Storage is also becoming a more viable option for companies that want to improve their energy sustainability while reducing energy costs by combining solar plus storage. In these systems, batteries store energy produced when the sun is shining and release that energy when it’s needed. This has two important benefits for organizations:
- They can tap into that stored energy to avoid using electricity from the grid when it is most expensive, and
- They can be compensated by the local utility for discharging stored energy when needed by the grid operator such as during demand response events.
For example, Enel X is helping the University of Massachusetts Boston meet its sustainability goals with a system that integrates a number of emerging clean-energy technologies on the campus, including a solar photovoltaic system on the top of the school’s parking garages, a lithium-ion energy storage system that provides reserve power when the sun isn’t shining, and JuiceBox electric vehicle (EV) chargers to support EVs.
3.Major investments in electric-vehicle infrastructure will have positive effects throughout the economy.

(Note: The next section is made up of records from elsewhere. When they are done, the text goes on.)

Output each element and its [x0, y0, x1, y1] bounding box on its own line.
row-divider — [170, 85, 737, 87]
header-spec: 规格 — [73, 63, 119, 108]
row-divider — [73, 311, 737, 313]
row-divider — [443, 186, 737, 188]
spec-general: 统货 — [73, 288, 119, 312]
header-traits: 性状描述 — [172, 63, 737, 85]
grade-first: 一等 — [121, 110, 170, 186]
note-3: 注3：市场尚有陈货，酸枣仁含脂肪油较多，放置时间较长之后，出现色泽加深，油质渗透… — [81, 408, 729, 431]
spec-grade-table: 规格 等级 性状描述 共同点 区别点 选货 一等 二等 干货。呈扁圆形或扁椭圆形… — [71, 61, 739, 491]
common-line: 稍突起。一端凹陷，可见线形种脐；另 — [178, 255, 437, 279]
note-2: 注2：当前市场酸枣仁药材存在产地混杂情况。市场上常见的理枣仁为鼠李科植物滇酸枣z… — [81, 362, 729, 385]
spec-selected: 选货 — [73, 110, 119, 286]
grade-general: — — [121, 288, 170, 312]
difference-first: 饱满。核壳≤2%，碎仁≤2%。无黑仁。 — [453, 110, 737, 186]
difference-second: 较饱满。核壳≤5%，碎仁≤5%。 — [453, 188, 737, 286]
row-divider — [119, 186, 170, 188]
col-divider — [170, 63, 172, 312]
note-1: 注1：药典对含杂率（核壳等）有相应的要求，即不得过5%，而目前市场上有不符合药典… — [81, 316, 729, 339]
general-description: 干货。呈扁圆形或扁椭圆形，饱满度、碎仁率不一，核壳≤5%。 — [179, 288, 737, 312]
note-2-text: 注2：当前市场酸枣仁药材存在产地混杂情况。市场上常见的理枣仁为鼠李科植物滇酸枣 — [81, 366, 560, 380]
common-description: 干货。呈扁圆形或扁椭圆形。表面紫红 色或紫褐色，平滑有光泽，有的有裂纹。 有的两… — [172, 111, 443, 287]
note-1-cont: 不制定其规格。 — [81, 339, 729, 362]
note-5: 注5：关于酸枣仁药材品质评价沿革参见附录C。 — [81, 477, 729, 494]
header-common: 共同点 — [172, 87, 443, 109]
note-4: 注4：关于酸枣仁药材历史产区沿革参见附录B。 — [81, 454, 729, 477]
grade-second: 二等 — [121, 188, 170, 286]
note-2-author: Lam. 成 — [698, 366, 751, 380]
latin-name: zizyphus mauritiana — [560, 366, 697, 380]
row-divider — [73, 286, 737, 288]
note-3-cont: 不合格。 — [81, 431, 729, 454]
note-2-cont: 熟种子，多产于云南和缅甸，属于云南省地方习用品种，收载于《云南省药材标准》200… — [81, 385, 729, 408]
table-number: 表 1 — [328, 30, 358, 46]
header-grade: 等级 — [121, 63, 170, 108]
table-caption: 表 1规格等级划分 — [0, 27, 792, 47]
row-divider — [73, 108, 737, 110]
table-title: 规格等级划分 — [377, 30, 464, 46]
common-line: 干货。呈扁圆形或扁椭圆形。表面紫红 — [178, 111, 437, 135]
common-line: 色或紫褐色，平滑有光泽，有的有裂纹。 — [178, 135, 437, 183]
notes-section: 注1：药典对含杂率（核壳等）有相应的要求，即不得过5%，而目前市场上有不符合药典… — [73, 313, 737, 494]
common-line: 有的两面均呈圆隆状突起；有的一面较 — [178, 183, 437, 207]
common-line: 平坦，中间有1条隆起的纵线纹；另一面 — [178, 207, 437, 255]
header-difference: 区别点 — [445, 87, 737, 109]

General Motors plans to hire 3,000 new employees to develop EVs underscores the enormous role U.S. automakers have in the transition to zero-emissions transportation. With the pending releases of new electric trucks and SUVs, combined with federal support for building EV infrastructure, consumer demand for EVs will continue to increase as that infrastructure becomes even more sophisticated and available. Meeting this growing demand will support original equipment manufacturers’ efforts to expand their product mix into cleaner alternatives, such as pickup trucks, leading to an uptick in job creation in cutting-edge, specialized fields.
4.Companies of all sizes will re-evaluate sustainability commitments as the world’s largest companies audit their supply chains.
Many companies have publicly set ambitious goals for moving to zero or near-zero emissions within the next decades. A critical part of fulfilling that goal will be looking at companies downstream in the supply chain and pushing them to reduce their own carbon footprint.
Companies in sectors such as agriculture, manufacturing, steel, and transportation shouldn’t just prepare for this kind of scrutiny—they should be ready to meet the challenge. By committing to transparency and adopting best practices, companies can ensure that they will not lose business going forward to rivals that can make these commitments.
It’s clear that 2021 will be critical in many ways. While major challenges are still ahead, there are many reasons to be optimistic that a year from now we will be on a clearer path to a clean energy future, with the energy transition driving economic recovery and growth.